An old joke about beer states that only the United States, famed for fortified mineral water like Budweiser, could ever have imposed Prohibition, while only Germany, with real lager, could ever have produced a Martin Luther to take on the Catholic Church. In India, we’ve seen unending trials and regulations over the last four years, beginning with demonetisation in 2016 and, more recently, a zero merchant discount rate, or MDR, diktat for UPI and Rupay debit cards in 2020.
It makes one wonder if the government’s fanatical intention to wean people off cash is the result of a serious commitment to equitable economic growth, or an addle-headed scheme that has resulted, as was recently discovered, in banks surreptitiously, and illegally, charging their clients for digital payment transactions.

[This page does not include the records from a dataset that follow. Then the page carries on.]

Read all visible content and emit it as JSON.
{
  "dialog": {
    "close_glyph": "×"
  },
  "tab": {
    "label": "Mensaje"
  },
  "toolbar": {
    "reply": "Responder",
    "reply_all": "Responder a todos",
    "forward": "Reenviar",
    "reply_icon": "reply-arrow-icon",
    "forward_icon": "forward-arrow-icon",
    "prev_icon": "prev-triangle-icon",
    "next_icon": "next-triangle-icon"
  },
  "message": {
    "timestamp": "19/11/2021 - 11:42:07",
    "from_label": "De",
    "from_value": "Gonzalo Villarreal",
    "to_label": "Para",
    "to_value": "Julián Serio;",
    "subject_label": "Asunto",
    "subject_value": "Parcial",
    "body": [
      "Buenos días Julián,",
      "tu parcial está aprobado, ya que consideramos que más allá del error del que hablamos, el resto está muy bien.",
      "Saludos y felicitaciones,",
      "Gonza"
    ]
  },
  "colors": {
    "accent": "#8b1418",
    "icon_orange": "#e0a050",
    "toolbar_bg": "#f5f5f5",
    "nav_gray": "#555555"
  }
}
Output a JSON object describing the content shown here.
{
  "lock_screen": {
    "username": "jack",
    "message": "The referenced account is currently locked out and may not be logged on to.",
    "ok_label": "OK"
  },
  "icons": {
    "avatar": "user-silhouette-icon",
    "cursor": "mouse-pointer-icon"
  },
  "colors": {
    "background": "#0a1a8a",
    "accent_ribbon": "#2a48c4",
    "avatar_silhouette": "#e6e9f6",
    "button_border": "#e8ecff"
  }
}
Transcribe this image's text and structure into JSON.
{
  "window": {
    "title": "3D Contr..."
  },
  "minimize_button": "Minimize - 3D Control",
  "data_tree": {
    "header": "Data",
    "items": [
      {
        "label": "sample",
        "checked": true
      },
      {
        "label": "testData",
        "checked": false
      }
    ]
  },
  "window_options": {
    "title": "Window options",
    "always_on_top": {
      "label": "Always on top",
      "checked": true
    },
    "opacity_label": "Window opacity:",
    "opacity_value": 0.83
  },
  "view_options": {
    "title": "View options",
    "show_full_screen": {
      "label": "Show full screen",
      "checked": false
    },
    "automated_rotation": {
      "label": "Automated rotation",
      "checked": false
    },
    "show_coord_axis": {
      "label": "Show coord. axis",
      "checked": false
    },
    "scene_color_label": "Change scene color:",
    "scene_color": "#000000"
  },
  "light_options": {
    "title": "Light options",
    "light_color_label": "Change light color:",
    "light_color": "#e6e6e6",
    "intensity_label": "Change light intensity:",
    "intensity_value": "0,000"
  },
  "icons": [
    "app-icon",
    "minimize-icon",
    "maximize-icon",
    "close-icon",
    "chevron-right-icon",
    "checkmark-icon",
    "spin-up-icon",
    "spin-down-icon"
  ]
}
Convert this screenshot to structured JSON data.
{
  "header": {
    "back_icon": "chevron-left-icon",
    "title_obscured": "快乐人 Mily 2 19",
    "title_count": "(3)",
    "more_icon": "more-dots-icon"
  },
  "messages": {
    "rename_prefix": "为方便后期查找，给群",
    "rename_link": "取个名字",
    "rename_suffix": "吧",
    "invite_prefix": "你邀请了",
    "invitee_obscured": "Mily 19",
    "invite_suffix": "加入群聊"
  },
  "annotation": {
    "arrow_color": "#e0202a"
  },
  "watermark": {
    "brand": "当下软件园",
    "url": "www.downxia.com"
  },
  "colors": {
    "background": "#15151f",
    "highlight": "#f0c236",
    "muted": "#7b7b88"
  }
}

It is more likely the latter because a strategy focused on the former demands a high level of adoption and usage. And such an objective is likely to fail for at least three reasons.
First among these is the lack of convenience, whose true north lies in both ubiquity and reliability. For years, acquiring banks tried to drive the proliferation of POS terminals to enable cashless spend, with limited success. It was felt that the various fees, or MDR, paid by the merchant were too high because they were not justified by a commensurate uptick in sales. The digital era brought in its wake a procession of players and technologies that sought to solve this problem through inexpensive POS consoles, personal mobile devices, and, most recently, quick response (QR) codes. On the back of UPI, it was tempting to believe that access to digital payments, anytime and anywhere, was finally within the realm of possibility.
But the plan was foiled by disincentivising the entire payment services network. Zero MDR ensured that there was absolutely no commercial reason to expand or maintain merchant acceptance or consumer adoption. Even where acceptance was enabled, the laws of physics — QR code tent-cards, for instance, have a finite life and need to be placed in adequate light to be read by a phone camera — and spotty network coverage undermined its use. For many small merchants and their consumers, cash is a less troublesome way of making a payment.
The second reason is security. Currency transactions — cash, cheque, card or digital — require a safe environment. The main drawback with cash, or so the government and the digital payments fraternity have gone to great lengths to explain, is theft. But petty theft is nowhere as damaging or widespread as digital fraud. The recent allegation of a data breach at Paytm Mall is only the latest instance of digital vulnerability impacting a large number of people simultaneously.
It is well known that many wallets and payment companies have inadequate fraud warning systems, which makes users wary of depending entirely on their services. Because bank accounts are not insured (unlike in developed countries), the threat of digital fraud — exacerbated by the garden variety of grand larceny that plagues banks today — takes on frightening proportions.
The last and most important reason has to do with value. Like the economy, digital payments make for a two-sided market. You need buyers and sellers, borrowers and lenders, service providers and users. And value must accrue to both sides in order to make it sustainable and acceptable. Globally, the volume of cashless payments has grown on the back of access to credit. Without this, consumption in India will never be augmented. As a result, digital payments will never be profitable for banks, valuable to consumers, or a significant driver of sales growth for merchants.
A recent paper by IIT Bombay recommended that the Reserve Bank of India defray the cost of zero MDR, because the costs associated with printing cash is in excess of Rs 5,000 crores. But the paper misses the point. It’s true that banks should be allowed to offset the costs of maintaining a digital payments network, or compensated accordingly. But until the government can enable ubiquity and security in digital payments, and increase credit throughput, the need to replace cash as reliable tender is unwarranted. In the interim, let banks and payment companies earn while they grow.
The vision of Mastercard, a global network, is “a world beyond cash”. This is understandable as its profits depend on it. But for the government of India, whose avowed aims are the secure transmission of direct subsidies and the curtailment of illegal transactions, the profit motive seems unreasonable. This single-minded aversion to cash, then, may lie in some deep-seated belief, impervious to fact. But such prejudices, akin to the one that championed Prohibition in America, may cause, in the words of Al Capone, “nothing but trouble.”